Bottomless lies (and topless, too)

      1 Comment on Bottomless lies (and topless, too)

I’ve been complaining about the political fact-checking sites for some time. I think the first time I mentioned them was in 2010 (the fad for so-called fact-checking, which I hope y’all are taking with a grain of salt) and I wrote a whole note criticizing the endeavor back in 2012. My complaint was largely that their expansive view of lying worked directly against the presumed purpose of the endeavor—it wasn’t providing incentives for candidates or incumbents to stick to accurate statements, if accurate statements were often declared untrue because they were deemed misleading.

I think that over that time we have plenty of evidence that the fact-checking sites, including those run by major journalistic outlets, have not decreased either the quantity of political lying or the scale of variance from the facts. They have also not increased the trustworthiness of journalism as an enterprise. They have not, I think, made it easier for people to be participants in self-government. They have not made us, as a population, less gullible, or more skeptical, or invulnerable to demagoguery. It’s a well-intentioned project, and I don’t blame the enterprises that support them, but I’m saying: it’s a failure.

This failure was emphasized by Glenn Kessler’s announcement of a new category—he is assigning a rating of bottomless Pinocchio to each of fourteen (so far) statements that Our Only President has repeated more than twenty times after that statement has been debunked, which he defines as his own site assigning three or four Pinocchios to it. Mr. Kessler points out that there is one politician who has achieved this bottomless falsehood status, but doesn’t draw the conclusion that it merits—while we talk all the time about how politicians constantly lie, very few politicians do lie frequently and obviously. Indeed, politicians almost always stick to reasonable accuracy—they spin, they shade the truth, they manipulate context, they cherry-pick facts, and they weasel around, but those are not things that are really susceptible to fact-checking. Our Only President just flat-out lies, all the time. And it turns out… that isn’t susceptible to fact-checking, either.

I’m not saying that sites like the Washington Post should stop having a political fact-checking column. I do think that they should consider what the purpose of that column is, and what it might be—and what role those columns have played in our standards for political honesty and journalistic trust since the fad began nearly ten years ago.

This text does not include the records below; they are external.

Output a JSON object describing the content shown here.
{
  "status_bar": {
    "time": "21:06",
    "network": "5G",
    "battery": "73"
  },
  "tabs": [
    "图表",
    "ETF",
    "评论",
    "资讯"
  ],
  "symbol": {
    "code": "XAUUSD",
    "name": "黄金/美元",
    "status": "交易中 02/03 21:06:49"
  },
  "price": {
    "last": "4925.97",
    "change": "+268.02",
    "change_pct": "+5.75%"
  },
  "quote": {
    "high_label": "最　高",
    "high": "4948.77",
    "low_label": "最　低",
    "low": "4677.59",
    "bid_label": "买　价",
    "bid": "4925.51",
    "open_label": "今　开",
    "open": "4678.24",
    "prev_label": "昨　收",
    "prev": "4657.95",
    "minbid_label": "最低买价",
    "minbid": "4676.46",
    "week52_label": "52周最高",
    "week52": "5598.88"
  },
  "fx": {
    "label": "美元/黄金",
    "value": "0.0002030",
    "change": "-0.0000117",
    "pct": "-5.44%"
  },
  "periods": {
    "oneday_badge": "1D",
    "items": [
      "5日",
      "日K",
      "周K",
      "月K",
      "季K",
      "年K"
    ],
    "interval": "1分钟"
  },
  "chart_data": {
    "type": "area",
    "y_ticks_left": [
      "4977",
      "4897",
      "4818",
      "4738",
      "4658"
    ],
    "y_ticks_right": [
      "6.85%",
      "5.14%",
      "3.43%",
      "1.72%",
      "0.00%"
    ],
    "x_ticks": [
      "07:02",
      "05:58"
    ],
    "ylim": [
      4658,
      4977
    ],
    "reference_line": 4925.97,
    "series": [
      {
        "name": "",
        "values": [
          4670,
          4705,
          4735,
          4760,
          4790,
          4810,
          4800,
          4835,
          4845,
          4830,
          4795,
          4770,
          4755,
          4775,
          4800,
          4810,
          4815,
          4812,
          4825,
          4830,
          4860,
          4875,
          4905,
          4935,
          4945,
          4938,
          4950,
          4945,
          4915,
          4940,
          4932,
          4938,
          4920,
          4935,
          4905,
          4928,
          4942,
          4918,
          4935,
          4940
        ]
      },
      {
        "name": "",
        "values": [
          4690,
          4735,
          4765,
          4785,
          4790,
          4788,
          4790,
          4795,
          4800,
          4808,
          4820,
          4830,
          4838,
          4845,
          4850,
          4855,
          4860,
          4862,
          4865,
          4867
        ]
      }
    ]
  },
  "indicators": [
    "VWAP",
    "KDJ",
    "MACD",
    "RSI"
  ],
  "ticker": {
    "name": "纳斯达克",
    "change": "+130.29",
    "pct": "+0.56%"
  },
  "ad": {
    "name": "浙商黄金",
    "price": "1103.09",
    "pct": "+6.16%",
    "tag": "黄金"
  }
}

Tolerabimus quod tolerare debemus,
-Vardibidian.

1 thought on “Bottomless lies (and topless, too)

  1. Michael

    I’ve really come to detest the political fact-checking sites, though I don’t mind the ones about whether a photo of wildfires from a plane window is fake or not. As you say, it’s not improving anything. They don’t have any more credibility than any other source, they don’t consistently or convincingly differentiate between different sorts of falsehoods, and they don’t seem to convince anyone to be less accepting of politicians lying let alone of the specific lies. By fleshing out an entire ecosystem around political lying at the Orwellian level that we have achieved, they are normalizing that level of lying. And most of what they’re doing should be basic journalism rather than relegated to the corner of the bar where Billy is still going on about how his high school football team really shouldn’t have been penalized for roughing the passer and totally should have gotten that first down. By caring so formulaically, they make it clear that nobody actually cares. And that doesn’t even touch the established propensity of human beings to believe lies more as we hear them more, even if we are hearing them entirely in the context of “the following is false.”